Не в обиду будь показано

ФОТО: ВИКТОР БАЖЕНОВ
Экзотический лейтмотив нынешнего фестиваля был задан уже на церемонии его открытия в саду "Аквариум" — балетом авангардного японского хореографа Шусаку Такеучи
       В Москве завершился VI Международный театральный фестиваль имени Чехова, как никогда раньше насыщенный восточной экзотикой. Обозреватель "Власти" Роман Должанский считает, что после такого фестиваля российские театральные деятели могут спать совершенно спокойно.
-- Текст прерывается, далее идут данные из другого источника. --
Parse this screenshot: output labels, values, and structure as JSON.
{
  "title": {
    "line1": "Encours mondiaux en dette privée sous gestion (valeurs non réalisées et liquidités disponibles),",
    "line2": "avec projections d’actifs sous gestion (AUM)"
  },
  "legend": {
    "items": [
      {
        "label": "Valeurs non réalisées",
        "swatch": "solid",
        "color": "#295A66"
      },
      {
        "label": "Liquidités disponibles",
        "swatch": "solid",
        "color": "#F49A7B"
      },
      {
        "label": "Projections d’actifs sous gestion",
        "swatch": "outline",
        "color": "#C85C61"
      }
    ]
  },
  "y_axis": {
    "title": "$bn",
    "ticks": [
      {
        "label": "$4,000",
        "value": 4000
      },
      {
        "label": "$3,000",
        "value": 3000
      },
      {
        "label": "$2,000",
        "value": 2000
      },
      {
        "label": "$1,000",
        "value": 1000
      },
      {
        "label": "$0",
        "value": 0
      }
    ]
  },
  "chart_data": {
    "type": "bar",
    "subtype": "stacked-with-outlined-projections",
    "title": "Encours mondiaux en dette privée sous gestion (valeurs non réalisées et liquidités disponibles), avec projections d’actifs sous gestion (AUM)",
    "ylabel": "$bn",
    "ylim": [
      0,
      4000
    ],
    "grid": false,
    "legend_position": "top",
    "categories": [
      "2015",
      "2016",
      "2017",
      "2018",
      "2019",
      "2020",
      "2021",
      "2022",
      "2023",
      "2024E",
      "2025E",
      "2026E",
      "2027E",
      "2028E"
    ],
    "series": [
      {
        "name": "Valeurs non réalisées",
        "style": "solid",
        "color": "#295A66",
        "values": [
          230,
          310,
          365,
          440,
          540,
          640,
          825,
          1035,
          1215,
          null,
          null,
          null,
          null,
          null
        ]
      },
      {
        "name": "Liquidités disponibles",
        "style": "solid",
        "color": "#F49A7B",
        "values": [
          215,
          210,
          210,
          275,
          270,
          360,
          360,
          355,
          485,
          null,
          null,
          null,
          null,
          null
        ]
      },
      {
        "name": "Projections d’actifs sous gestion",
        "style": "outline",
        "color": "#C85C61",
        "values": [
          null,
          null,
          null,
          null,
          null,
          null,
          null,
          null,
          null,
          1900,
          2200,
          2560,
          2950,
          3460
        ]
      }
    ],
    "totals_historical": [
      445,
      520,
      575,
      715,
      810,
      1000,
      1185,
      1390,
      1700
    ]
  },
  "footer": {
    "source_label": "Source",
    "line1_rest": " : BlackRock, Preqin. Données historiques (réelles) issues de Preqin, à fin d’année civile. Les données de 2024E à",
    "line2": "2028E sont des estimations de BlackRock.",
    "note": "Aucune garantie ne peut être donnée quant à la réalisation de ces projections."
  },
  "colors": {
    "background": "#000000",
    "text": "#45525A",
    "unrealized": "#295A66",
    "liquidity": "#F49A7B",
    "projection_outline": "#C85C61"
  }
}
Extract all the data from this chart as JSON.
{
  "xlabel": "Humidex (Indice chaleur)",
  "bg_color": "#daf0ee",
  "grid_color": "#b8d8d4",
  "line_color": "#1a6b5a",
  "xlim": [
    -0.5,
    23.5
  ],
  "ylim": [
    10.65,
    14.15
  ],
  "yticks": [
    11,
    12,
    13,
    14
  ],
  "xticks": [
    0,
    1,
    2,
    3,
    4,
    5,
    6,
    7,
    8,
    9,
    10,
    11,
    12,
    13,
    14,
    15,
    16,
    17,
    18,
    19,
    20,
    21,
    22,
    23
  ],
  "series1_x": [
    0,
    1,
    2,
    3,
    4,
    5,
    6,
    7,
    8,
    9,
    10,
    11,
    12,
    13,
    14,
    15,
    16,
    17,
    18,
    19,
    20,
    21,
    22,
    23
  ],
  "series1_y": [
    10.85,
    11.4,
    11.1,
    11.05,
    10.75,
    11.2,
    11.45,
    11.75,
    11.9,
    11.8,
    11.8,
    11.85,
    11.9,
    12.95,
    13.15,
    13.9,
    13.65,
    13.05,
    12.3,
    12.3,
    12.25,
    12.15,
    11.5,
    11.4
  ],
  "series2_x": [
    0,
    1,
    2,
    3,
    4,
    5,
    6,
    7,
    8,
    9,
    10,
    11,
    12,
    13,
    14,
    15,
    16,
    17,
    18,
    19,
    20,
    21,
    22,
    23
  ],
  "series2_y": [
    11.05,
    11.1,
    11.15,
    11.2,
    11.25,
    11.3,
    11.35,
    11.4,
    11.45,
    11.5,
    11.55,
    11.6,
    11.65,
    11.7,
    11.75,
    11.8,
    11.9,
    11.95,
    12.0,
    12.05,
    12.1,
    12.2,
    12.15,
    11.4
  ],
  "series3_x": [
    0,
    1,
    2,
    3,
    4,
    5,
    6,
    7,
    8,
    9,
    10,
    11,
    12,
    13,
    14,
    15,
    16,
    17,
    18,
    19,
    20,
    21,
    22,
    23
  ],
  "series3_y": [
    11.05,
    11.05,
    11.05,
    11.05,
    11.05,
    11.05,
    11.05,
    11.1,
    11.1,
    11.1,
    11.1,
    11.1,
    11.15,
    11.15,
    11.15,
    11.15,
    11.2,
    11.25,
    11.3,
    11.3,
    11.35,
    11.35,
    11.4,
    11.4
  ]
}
       Чеховский фестиваль появился на свет в начале 90-х годов. Советский Союз приказал долго жить, в России отпустили цены, в магазинах только-только начали появляться товары, инфляция зашкаливала, политика процветала, и в театр народ почти не ходил. У Международной конфедерации театральных союзов, в которую превратился Союз театральных деятелей почившего в бозе СССР, тогда возникла идея собрать в Москве лучшие спектакли из разбежавшихся советских республик — именно тогда на всех углах стали говорить о необходимости сохранения единого культурного пространства любой ценой. До этого международных театральных фестивалей в Москве толком и не случалось — только отдельные гастроли зарубежных театров.
ФОТО: МИХАИЛ ГУТЕРМАН
Большой европейский театр был представлен на фестивале детьми от смешанных браков — российскими "Тремя сестрами" Деклана Доннеллана (внизу) и французским "Лесом" Петра Фоменко (вверху). К тому же эти спектакли как назло оказались далеко не самыми удачными созданиями знаменитых режиссеров
       Впрочем, Валерий Шадрин, ставший директором и продюсером новорожденного фестиваля, уже тогда понимал, что одним только эсэнгэшным пространством сыт не будешь. Ведь лишь считанным республикам был дан ясный приказ на Запад, в дружную семью народов с развитым театральным искусством. А из тех стран, что были посланы историей в другую сторону, уже в начале 90-х годов привозить на серьезный театральный фестиваль было почти что нечего: на первый-то фест наскребли буквально по сусекам. Поэтому программу стран СНГ решили дополнить тремя чеховскими "Вишневыми садами", которые поставили выдающиеся европейские режиссеры — немец Петер Штайн, бывший диссидент чех Отомар Крейча и живший тогда в Америке румын Андрей Щербан.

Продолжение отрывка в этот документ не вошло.